Sultan Abdülhamid’in eğitiminden başlıyor. Çünkü saraydaki hepimizin bildiği Enderun eğitimi, bütün şehzadelerin almış olduğu eğitim. Peki diğer şehzadeler aynı eğitimi almış da niye Beşinci Murad bunu gösteremedi. Sadece okuldan öğrenmesi değil, kendini çok iyi eğitti. Bazı tarihçilerimiz der ki Sultan Abdülhamid’e hiç beklenmedik bir anda sultanlık için teklif geliyor. Hayır, o her zaman hazırdı.

-Osmanlı sonrası İslam dünyasının hali hakkındaki düşünceleriniz nelerdir?

İslam coğrafyasına Sultan Abdülhamid çok önem verdi ve tahtta olduğu sürece Ortadoğu ve İslam coğrafyası üzerinde çok durdu. Çünkü biliyor ki Hicaz düşerse Kudüs düşerse bütün ülke ve Ortadoğu parçalanacak. Bununla ilgili hiç taviz vermedi. Belki Balkanlardan taviz vermiştir, belki Mısır’la ilgili bir taviz vermiştir. Ama kutsal toprakların üzerinde çok durdu.

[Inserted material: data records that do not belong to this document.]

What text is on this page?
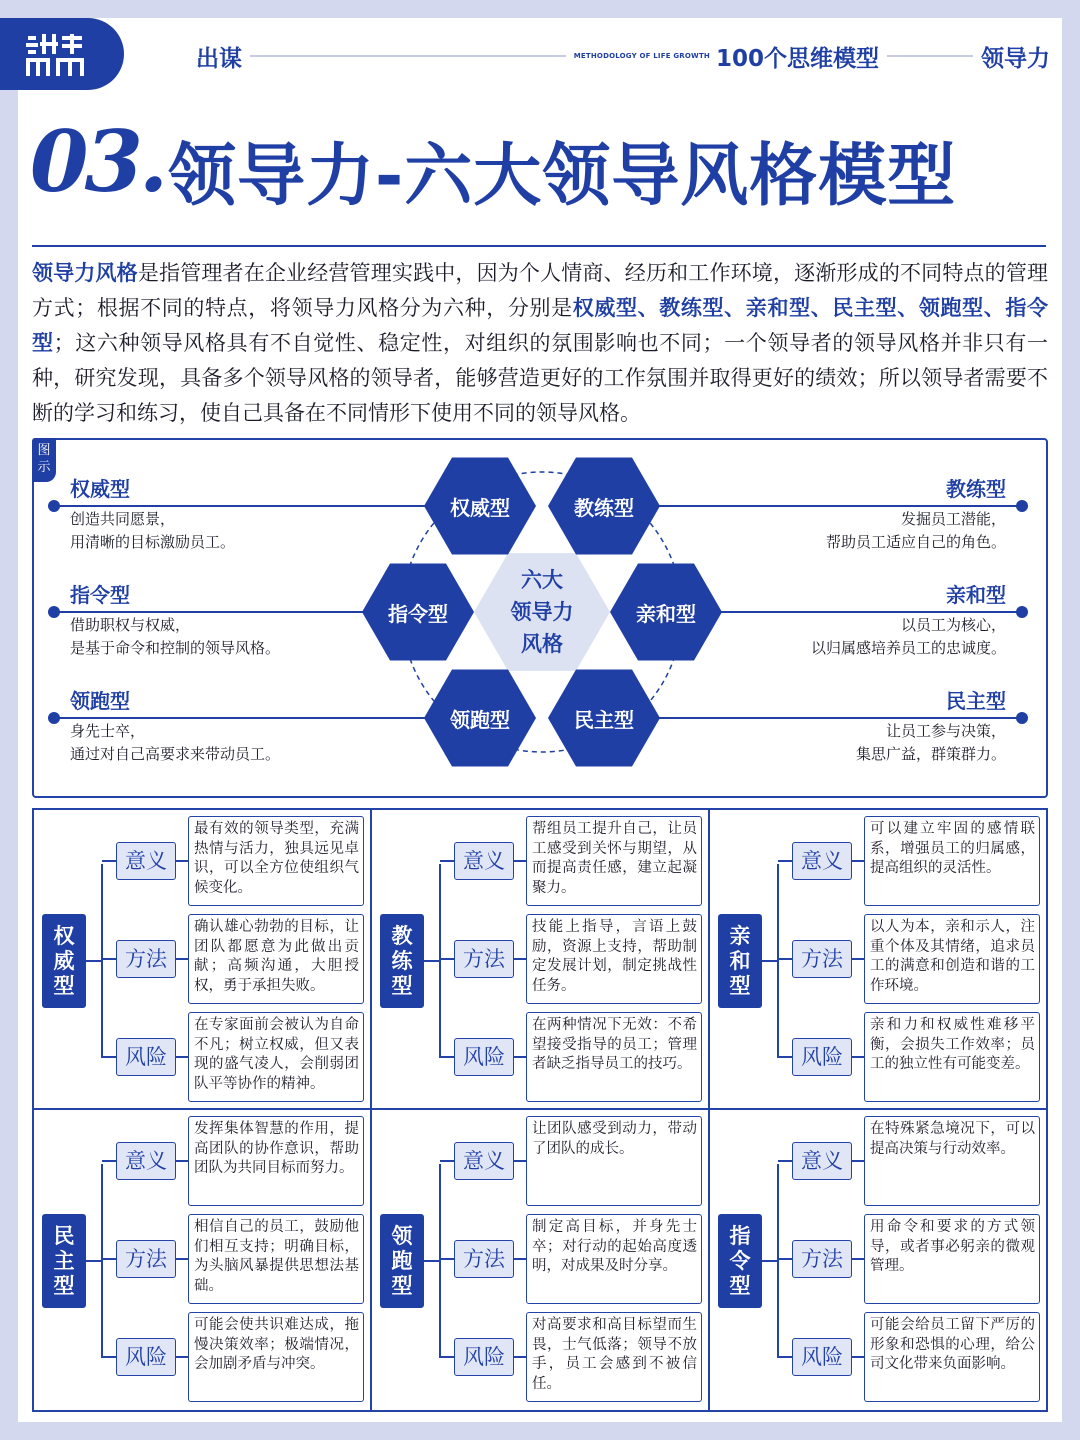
出谋	METHODOLOGY OF LIFE GROWTH 100个思维模型	领导力
03. 领导力-六大领导风格模型

领导力风格是指管理者在企业经营管理实践中，因为个人情商、经历和工作环境，逐渐形成的不同特点的管理方式；根据不同的特点，将领导力风格分为六种，分别是权威型、教练型、亲和型、民主型、领跑型、指令型；这六种领导风格具有不自觉性、稳定性，对组织的氛围影响也不同；一个领导者的领导风格并非只有一种，研究发现，具备多个领导风格的领导者，能够营造更好的工作氛围并取得更好的绩效；所以领导者需要不断的学习和练习，使自己具备在不同情形下使用不同的领导风格。

图示
权威型	教练型
指令型	亲和型
领跑型	民主型
六大
领导力
风格
权威型
创造共同愿景，
用清晰的目标激励员工。
指令型
借助职权与权威，
是基于命令和控制的领导风格。
领跑型
身先士卒，
通过对自己高要求来带动员工。
教练型
发掘员工潜能，
帮助员工适应自己的角色。
亲和型
以员工为核心，
以归属感培养员工的忠诚度。
民主型
让员工参与决策，
集思广益，群策群力。
权
威
型
意义
最有效的领导类型，充满热情与活力，独具远见卓识，可以全方位使组织气候变化。
方法
确认雄心勃勃的目标，让团队都愿意为此做出贡献；高频沟通，大胆授权，勇于承担失败。
风险
在专家面前会被认为自命不凡；树立权威，但又表现的盛气凌人，会削弱团队平等协作的精神。
教
练
型
意义
帮组员工提升自己，让员工感受到关怀与期望，从而提高责任感，建立起凝聚力。
方法
技能上指导，言语上鼓励，资源上支持，帮助制定发展计划，制定挑战性任务。
风险
在两种情况下无效：不希望接受指导的员工；管理者缺乏指导员工的技巧。
亲
和
型
意义
可以建立牢固的感情联系，增强员工的归属感，提高组织的灵活性。
方法
以人为本，亲和示人，注重个体及其情绪，追求员工的满意和创造和谐的工作环境。
风险
亲和力和权威性难移平衡，会损失工作效率；员工的独立性有可能变差。
民
主
型
意义
发挥集体智慧的作用，提高团队的协作意识，帮助团队为共同目标而努力。
方法
相信自己的员工，鼓励他们相互支持；明确目标，为头脑风暴提供思想法基础。
风险
可能会使共识难达成，拖慢决策效率；极端情况，会加剧矛盾与冲突。
领
跑
型
意义
让团队感受到动力，带动了团队的成长。
方法
制定高目标，并身先士卒；对行动的起始高度透明，对成果及时分享。
风险
对高要求和高目标望而生畏，士气低落；领导不放手，员工会感到不被信任。
指
令
型
意义
在特殊紧急境况下，可以提高决策与行动效率。
方法
用命令和要求的方式领导，或者事必躬亲的微观管理。
风险
可能会给员工留下严厉的形象和恐惧的心理，给公司文化带来负面影响。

Birinci Cihan Harbi çıkması ile ve Osmanlı’nın o toprakları terk etmesinden sonra İngilizlerin politikası ve oradaki aşiretlerle haşır neşir olması ve oradaki aşiretlerle beraber Osmanlıya karşı bir savaş açmışlardır.  Bugün bakıyoruz ki yaklaşık olarak Ortadoğu 22 ülkeye bölünmüş. Osmanlı zamanında bu yoktu. Osmanlının vilayetiydi. Şam vilayeti baktığınızda Ürdün’e kadar uzanıyordu. Hicaz vilayeti Mekke ve Medine’yi içine alıyordu. Vilayetlerle ve 1-2 tabur askerle idare ediliyordu. Sadece Ortadoğu’da Irak 402 yıl, Suriye 402 yıl, Filistin 402 yıl, Arabistan 399 yıl, Yemen 401 yıl, Umman 400 yıl, Birleşik Arap Emirlikleri 400 yıl, Bahreyn 400 yıl, Kuveyt 381 yıl, Lübnan 402 yıl, Mısır 397 yıl, Libya 394 yıl, Tunus 308 yıl, Cezayir 313 yıl, Sudan 397 yıl diye devam ediyor. Bunlar Osmanlı zamanında ve Sultan Hamid’e denk geliyor. Peki bu zamanların içerisinde isyanlar olmadı mı? Olmuştur ama bastırılmıştır. Huzur içinde yaşamışlardır. Ama bugün baktığınız zaman İngiliz politikasıyla tamamen parçalanmıştır. Biz kutsal emanetleri kaybettik, kutsal topraklarımızı kaybettik.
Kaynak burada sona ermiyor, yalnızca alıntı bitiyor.